In the past week, I’ve been posting a number of excerpted interviews relating to the topic of undersea methane releases in the arctic.
This has not actually been something I planned out just this way. The idea was, I wanted to interview as many folks behind the scenes and find out as much as I could, then synthesize everything into a nice tidy video, and release that. But events have kind of overtaken that.
In September, the Royal Society held an event in the UK which drew a number of experts on arctic ice and the rapid changes observed there. Among those was Dr. Gavin Schmidt, of NASA, one of the most highly respected experts on the planet in areas of global climate. Dr. Schmidt gave a well attended lecture on the issue of arctic methane, specifically to push back against what has become somewhat of a Youtube cottage industry, methane disaster porn. It’s not hard to find material proclaiming the imminent extinction of humanity due to the massive release of methane from arctic ocean shelves – and I agree with Dr. Schmidt that this kind of material is irresponsible and divorced from reality.
The scientific source often cited (and then, I think, exaggerated) for such dire pronouncements is the work of Dr. Natalia Shakhova, the University of Alaska in Fairbanks, and her associate Dr. Igor Semilitov. Short story, Shakhova et al were not at the UK shindig, leading to charges of conspiracy to exclude them from the discussion. Since I started this series, I’ve even been getting emails darkly hinting that perhaps I was a tool of that conspiracy, as well. I don’t think a preference to step carefully is indicative of a conspiracy, but never mind.

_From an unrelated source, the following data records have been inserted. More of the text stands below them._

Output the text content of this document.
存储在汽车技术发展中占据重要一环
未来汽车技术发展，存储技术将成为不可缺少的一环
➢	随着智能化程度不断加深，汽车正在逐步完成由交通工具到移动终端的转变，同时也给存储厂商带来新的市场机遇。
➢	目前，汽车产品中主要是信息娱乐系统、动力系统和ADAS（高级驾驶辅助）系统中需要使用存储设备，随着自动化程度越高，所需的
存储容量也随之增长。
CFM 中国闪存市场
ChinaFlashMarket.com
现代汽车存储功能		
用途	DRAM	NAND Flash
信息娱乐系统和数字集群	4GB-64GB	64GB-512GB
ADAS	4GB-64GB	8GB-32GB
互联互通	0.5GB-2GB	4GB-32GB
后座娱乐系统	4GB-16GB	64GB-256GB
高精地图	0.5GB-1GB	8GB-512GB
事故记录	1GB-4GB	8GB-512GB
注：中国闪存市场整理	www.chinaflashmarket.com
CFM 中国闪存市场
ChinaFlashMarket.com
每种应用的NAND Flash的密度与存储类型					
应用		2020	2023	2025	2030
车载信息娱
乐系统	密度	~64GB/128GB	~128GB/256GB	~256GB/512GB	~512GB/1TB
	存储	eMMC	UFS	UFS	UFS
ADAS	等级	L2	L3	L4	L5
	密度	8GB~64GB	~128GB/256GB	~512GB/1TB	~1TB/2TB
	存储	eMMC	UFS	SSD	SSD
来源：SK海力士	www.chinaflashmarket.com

Among Dr. Schmidt’s strongest arguments are datasets that he says indicate little or no methane breakout in the relatively near paleo-record, from 2 previous eras.
First, the Holocene warm period, – at about the time the planet was coming out of the last ice age, the arctic was warm, possibly warmer than today, forna period substantially longer than the current warmup. The other period, known as the Eemian, was an interglacial, a temperate spell, like ours, just before the plunge in to the most recent ice age, about 120,000 or so years ago. We know it was pretty warm for quite a while – thousands of years – because sea level was high - maybe 15, or 20 feet higher, and a substantial portion of the Greenland ice sheet seems to have melted.
Yet, Schmidt says, we saw no methane breakout.
This paleo argument is compelling to me, as I have always considered the fossil record a powerful indicator of how the current climate will behave.
Could we have more of a buffer for big methane belches than we know? Here are two slides from Schmidt’s lecture – which is not available to my knowledge online, although may be soon, at least in audio.
There’s a lot more material on this, much of which I have not digested myself, but I wanted to get as much of this under-seen and under-discussed material online where people can read it, and spark a tiny bit more informed discussion on the issue, something I am sure Dr. Schmidt, Dr. Shakhova, and all concerned, would like to see happen. There are a lot more perspectives on this than what most people have heard, so now is as good a time as any to hear them.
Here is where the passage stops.